21. The method of claim 20 wherein a density of said micro-perforations is from about 10 to about 5000 micro-perforations per square inch of said continuous coating.

22. The method of claim 21 wherein said micro-perforations are about 0.1 mm in diameter.

23. The method of claim 20 wherein a density of said micro-perforations is from about 1400 to about 2800 holes per square inch of said continuous coating, and wherein said micro-perforations are about 0.1 mm in diameter.

24. The method of claim 20 including the step of:

stitching said layer of insulating fibers and said fabric member together to form a quilted fabric.
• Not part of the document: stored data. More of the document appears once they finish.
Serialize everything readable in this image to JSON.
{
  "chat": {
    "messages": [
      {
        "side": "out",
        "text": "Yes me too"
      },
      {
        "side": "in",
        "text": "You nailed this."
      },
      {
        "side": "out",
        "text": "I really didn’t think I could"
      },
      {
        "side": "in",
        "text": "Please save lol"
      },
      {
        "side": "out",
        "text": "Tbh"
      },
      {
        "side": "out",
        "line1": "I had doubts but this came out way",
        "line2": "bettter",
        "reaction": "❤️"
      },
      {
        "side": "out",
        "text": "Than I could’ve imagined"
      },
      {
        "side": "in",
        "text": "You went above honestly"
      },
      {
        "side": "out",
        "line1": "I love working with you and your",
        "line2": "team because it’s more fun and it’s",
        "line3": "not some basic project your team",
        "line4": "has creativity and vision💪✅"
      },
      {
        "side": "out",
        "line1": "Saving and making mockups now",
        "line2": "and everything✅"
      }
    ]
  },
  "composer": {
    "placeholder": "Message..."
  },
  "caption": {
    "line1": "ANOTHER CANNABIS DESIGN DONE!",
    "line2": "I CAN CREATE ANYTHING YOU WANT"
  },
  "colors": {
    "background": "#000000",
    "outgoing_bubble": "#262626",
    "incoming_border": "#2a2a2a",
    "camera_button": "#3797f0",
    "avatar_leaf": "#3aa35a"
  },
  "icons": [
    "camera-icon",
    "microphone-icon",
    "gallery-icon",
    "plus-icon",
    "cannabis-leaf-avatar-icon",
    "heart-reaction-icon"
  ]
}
25. The method of claim 24 wherein said step of forming a plurality of micro-perforations includes the steps of:

providing barbed needles to form said micro-perforations, and

using said barbed needles to snag fibers from said relatively thick layer of insulating fibers, and thereby form a lofted layer of fibers on a surface of said quilted fabric.

26. A temperature-regulating article comprising:

a semi-permeable membrane having a first side and an opposite side;

a continuous coating containing at least one phase change material on at least one side of said semi-permeable membrane; and

micro-perforations penetrating at least portion of said continuous coating and said semi-permeable membrane.

27. The temperature-regulating article of claim 26 wherein said micro-perforations are formed at a density of about 10 to about 5000 micro-perforations per square inch.

28. The temperature-regulating article of claim 27 wherein said micro-perforations have a diameter of about 0.1 mm.